What You Should Know:
– Biostate AI, an innovator at the intersection of artificial intelligence and RNA sequencing raises $12M in Series A funding spearheaded by Accel, with participation from Gaingels, Mana Ventures, InfoEdge Ventures, and existing investors Matter Venture Partners, Vision Plus Capital, and Catapult Ventures. This brings the company’s total funding to over $20M.
– The newly acquired funds will be pivotal in advancing Biostate AI’s mission to unlock affordable and integrated precision medicine, beginning with the widespread accessibility of RNA sequencing (RNAseq) services for US-based molecular research.
– The company aims to develop clinically relevant predictive models, laying the groundwork for truly personalized therapeutics.
Unlocking the Transcriptome: A New Frontier in Precision Medicine
Founded by former professors and repeat entrepreneurs David Zhang (CEO) and Ashwin Gopinath (CTO), Biostate AI operates on the principle that the entire RNA transcriptome – the full range of RNA transcripts in a cell – is an underutilized real-time biomarker for human health. Until now, the comprehensive and simultaneous analysis of all these transcripts has been hampered by significant cost and analytical barriers. Biostate AI aims to eliminate these bottlenecks, envisioning a “one-stop shop” for precision medicine by making RNAseq significantly cheaper and more effective.
Overcoming Traditional RNAseq Limitations with AI and Innovation
Conventional RNA sequencing faces several key challenges that Biostate AI is engineered to solve:
- High Cost: It’s expensive, limiting the scale of research for many labs, especially as research budgets tighten. Biostate has developed patented biomolecular technologies (BIRT and PERD) that reduce the cost of turning tissue samples into RNAseq data by nearly an order of magnitude, effective on both fresh and decades-old tissues. This allows researchers to process 2-3 times more samples within existing budgets.
- Data Aggregation Issues: Combining datasets from various research sites often introduces “batch effects” – noise that can obscure subtle clinical signals. Biostate’s lower internal costs facilitate the collection of millions of consented, de-identified RNAseq profiles globally, creating a massive dataset to train sophisticated generative AI models.

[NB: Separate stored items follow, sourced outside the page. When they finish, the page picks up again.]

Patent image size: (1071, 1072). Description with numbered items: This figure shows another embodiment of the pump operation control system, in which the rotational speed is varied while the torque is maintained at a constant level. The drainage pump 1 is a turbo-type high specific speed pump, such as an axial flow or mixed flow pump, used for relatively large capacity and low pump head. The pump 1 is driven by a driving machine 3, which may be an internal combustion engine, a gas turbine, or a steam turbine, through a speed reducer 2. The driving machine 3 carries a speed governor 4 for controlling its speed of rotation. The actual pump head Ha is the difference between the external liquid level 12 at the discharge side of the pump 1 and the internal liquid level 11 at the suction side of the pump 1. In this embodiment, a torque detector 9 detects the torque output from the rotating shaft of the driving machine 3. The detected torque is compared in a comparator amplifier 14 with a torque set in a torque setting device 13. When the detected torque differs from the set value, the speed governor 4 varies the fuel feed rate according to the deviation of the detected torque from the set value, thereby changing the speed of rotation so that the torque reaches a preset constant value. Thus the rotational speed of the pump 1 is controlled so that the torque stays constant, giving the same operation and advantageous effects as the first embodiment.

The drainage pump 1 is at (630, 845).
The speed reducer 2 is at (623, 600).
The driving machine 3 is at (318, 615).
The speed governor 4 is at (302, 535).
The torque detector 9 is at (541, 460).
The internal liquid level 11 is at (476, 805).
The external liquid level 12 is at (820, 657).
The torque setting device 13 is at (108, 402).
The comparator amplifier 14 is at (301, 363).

- Lack of Standardization & Vendor Siloing: Inconsistent methodologies across studies make data comparison difficult, and reliance on multiple specialized vendors leads to communication breakdowns and slower workflows. Biostate’s unified workflow standardizes experiments, enabling its AI to consistently learn the “grammar of biology” without confounding batch effects. This also allows for the extraction of meaningful signals from smaller, clinically labeled cohorts to fine-tune models.
Towards General-Purpose AI for Understanding and Curing Disease
While Large Language Models learn from text, Biostate’s AI models identify gene expression signatures correlated with specific disease states and treatment responses. This enables the detection of subtle molecular changes that may precede clinical symptoms by weeks, months, or even years, facilitating earlier intervention.
“Rather than solve the diagnostics and therapeutics as separate, siloed problems for each disease, we believe that the modern and future AI can be general purpose to understand and help cure every disease,” said David Zhang, co-founder and CEO of Biostate AI, and former Associate Professor of Bioengineering at Rice University. “Every diagnostic I’ve built was about moving the answer closer to the patient. Biostate takes the biggest leap yet by making the whole transcriptome affordable.”
Early Traction and Future Expansion
The AI developed from this wealth of RNAseq data is intended to better inform clinicians of optimal treatment decisions. Biostate has already achieved internal proof-of-concept success in predicting disease recurrence in human leukemia patients and plans to expand collaborations with clinical partners in oncology, autoimmune disease, and cardiovascular disease.
Since commercializing its offering just two quarters ago, Biostate has processed RNAseq for over 10,000 samples from more than 150 collaborators and customers at leading institutions, including pilot projects for leukemia with Cornell and multiple sclerosis with the Accelerated Cure Project. The startup has also secured agreements to process several hundred thousand unlabeled samples annually, rapidly accelerating its dataset growth and AI development capabilities.